“O Deserto de Akin”: Bernard Lessa cria parábola moderna à tentação através de trama que expurga revolta política | 2025
Não sei se consigo ser feliz aqui

Qual imagem te vem à cabeça quando você lê ou escuta a palavra deserto? Meu palpite, arrisco dizer, é de que você provavelmente pense em uma vastidão de areia à perder de vista, alcançando a linha do horizonte em um calor descomunal e anarmônico onde dunas se remoldam ao vento quente e incessante – devo confessar que esse conceito clássico à lá “Lawrence da Arábia” (1962, dir. David Lean) também me vem de imediato à mente. Contudo, em um quadro mais inclinado a alegorias teológicas, o cenário do deserto remete a uma prova de tentação; e é nessa linha, de um jeito bem peculiar, que o roteirista e diretor Bernard Lessa apresenta seu filme “O Deserto de Akin”, exibido na noite de abertura da 32ª edição do Festival de Cinema de Vitória menos de duas semanas antes de sua estreia em circuito comercial.

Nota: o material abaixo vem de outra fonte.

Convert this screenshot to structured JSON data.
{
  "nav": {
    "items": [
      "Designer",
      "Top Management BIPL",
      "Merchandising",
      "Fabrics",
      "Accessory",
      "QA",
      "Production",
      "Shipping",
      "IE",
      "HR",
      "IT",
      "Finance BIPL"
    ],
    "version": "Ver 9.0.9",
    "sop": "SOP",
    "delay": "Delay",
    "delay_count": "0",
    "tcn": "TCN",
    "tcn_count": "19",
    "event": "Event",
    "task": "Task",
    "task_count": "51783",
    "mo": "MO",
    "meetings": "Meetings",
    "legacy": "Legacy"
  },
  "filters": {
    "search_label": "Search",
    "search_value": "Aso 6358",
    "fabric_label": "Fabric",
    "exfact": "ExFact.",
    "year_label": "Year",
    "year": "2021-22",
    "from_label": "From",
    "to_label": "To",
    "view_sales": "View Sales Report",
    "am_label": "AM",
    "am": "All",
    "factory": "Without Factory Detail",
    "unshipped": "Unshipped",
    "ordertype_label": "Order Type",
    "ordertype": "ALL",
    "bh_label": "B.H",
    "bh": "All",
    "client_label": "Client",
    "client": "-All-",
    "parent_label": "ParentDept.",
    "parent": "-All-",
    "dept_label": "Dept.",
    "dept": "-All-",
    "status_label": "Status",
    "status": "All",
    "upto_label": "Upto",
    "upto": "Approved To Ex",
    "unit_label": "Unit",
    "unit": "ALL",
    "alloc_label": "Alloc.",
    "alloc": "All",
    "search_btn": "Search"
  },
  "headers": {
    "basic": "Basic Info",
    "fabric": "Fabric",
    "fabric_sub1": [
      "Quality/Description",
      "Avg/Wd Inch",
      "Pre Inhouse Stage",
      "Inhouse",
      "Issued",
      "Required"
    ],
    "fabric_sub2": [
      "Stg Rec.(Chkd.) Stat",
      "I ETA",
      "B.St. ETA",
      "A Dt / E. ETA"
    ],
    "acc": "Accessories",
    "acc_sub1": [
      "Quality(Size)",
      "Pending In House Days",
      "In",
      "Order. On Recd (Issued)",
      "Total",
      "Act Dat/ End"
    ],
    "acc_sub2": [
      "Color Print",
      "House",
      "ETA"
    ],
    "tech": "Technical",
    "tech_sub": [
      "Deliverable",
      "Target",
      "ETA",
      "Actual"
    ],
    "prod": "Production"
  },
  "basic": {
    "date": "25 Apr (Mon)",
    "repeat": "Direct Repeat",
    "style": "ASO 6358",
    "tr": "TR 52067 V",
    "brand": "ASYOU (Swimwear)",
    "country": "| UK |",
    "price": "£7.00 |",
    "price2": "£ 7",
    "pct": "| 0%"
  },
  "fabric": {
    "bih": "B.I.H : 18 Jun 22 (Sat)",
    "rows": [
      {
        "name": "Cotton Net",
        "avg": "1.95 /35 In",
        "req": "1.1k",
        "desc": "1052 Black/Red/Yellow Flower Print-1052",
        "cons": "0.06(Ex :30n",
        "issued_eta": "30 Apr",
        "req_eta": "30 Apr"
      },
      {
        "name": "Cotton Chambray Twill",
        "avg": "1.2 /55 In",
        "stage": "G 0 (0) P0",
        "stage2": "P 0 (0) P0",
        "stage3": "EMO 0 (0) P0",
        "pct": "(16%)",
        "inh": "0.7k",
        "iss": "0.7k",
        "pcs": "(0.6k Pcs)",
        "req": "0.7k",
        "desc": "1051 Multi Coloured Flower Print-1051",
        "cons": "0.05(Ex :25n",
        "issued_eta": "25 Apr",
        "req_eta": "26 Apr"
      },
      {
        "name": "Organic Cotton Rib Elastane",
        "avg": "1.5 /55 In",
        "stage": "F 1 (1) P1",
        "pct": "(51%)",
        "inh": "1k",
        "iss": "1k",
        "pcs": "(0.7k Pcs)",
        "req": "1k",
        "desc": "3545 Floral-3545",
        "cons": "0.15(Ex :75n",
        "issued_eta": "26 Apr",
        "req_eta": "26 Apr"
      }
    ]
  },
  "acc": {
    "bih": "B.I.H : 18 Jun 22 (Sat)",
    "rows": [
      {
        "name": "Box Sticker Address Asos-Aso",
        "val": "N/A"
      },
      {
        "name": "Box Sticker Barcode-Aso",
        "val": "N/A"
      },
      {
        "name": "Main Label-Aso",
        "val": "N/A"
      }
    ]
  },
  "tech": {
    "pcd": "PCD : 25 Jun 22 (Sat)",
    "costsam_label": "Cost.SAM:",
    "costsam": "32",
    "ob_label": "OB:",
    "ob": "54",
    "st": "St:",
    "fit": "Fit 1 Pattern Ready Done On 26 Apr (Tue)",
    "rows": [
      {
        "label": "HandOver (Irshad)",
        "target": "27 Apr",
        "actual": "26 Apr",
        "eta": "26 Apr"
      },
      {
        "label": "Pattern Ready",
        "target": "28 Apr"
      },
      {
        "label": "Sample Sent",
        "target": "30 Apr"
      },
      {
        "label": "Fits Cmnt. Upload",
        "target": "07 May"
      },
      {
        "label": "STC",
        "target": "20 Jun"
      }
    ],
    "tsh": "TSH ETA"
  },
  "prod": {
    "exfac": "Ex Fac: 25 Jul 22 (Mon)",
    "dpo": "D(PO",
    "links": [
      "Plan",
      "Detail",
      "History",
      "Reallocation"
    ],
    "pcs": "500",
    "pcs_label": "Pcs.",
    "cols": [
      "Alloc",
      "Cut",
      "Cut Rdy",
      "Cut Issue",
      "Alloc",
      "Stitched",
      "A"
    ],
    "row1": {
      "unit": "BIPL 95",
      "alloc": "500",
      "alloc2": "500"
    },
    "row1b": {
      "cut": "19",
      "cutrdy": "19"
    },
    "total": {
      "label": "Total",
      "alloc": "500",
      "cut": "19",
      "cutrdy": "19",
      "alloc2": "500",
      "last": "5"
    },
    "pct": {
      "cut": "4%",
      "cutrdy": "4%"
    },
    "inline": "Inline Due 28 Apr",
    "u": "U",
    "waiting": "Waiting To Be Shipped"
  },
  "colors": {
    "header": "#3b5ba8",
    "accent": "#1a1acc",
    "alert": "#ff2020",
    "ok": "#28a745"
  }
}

“O Deserto de Akin” pode ser interpretado, de maneira mais fácil e óbvia, como uma obra de desabafo e expurgo partidário. O roteiro de Lessa não se abstém de assumir posições para contextualizar a própria trama no tempo dos eventos reais que justificam sua existência, tendo como plano de fundo aos dilemas românticos do triângulo afetivo o encerramento do programa Mais Médicos, iniciado no governo Dilma e finalizado na gestão Bolsonaro. No entanto, sua trama não se limita a ser meramente política, e deve-se observar os subtextos para entender os conflitos internos que permeiam a vida de Akin enquanto ele lida com seus motivos (e tentações) tanto para sair do Brasil e retornar a Cuba quanto para permanecer em terras tupiniquins (e capixabas, vale destacar), perante o iminente cancelamento do programa.
O deserto se ergue de forma física, personificado pelas areias que o vento insiste em trazer para os ambientes internos, e de forma parabólica, fazendo uso inclusive da presença imagética da serpente. As cobras surgem pontualmente, acompanhando o arco narrativo principal quase como que em um paralelo bíblico. No primeiro momento, logo no início, uma delas aparece camuflada pelos ramos de um arbusto em um gramado, invadindo sonoramente a intimidade de um casal e interrompendo uma aparente tranquilidade, como uma paráfrase ao Éden e à expulsão do paraíso. Depois surge outra, no meio de uma estrada, quando Akin recebe a notícia do término do contrato de Cuba com o governo brasileiro, como se ela estivesse ali para chegar ao seu ouvido e tentá-lo como Lúcifer fez a Cristo no deserto, conforme descrito nos evangelhos. E depois, por fim, outra aparece se locomovendo na areia, em princípio abaixo da superfície, mas depois revelando sua face à câmera e, por consequência, ao público. Junto a isso está a definição final de Akin sobre permanecer ou retornar, com um posicionamento conclusivo sobre as tantas tentações a que foi exposto na quase 1h20 de duração que o filme tem.
Os possíveis paralelos bíblicos seguem, como o fato de Akin, assim como o Messias, ter assumido uma missão cujo propósito era salvar vidas – mas não vou me aprofundar muito mais nisso, uma vez que o deserto tangível também exerce influência na jornada desse recorte da vida do protagonista. Seja por seu nascimento na cidade angolana do Namibe, próxima a um deserto, ou pela menção à vila de Itaúnas, cidadezinha ao extremo norte do litoral do Espírito Santo que foi reconstruída após sua primeira e original construção ter sido engolida pelas dunas, tudo acaba se relacionando a areia. O deserto é o ponto da praia onde Akin (Reynier Morales) e Érica (Ana Flávia Cavalcanti) experimentam um momento íntimo, mas é também o constante limpar da areia que, de forma insistente e intrusiva, vez ou outra acaba tendo que ser manuseada em cena.
Pode-se ler também, de forma mais anacronicamente livre, que o deserto seja um aceno às solidões contemporâneas, onde indivíduos se sentem sós mesmo quando rodeados de pessoas. Junto a Morales e Cavalcanti, Guga Patriota dá vida a Sérgio e fecha a trinca que catapulta essa narrativa regada a forró, atendimentos públicos de saúde e trabalhos humanizados. Desse modo, Lessa exprime sua revolta política com requintes de intimidade em uma carta pública escrita pelas vias da arte, para apelar a uma consciência maior de seu público enquanto, em contagem regressiva, nos aproximamos de mais uma eleição presidencial.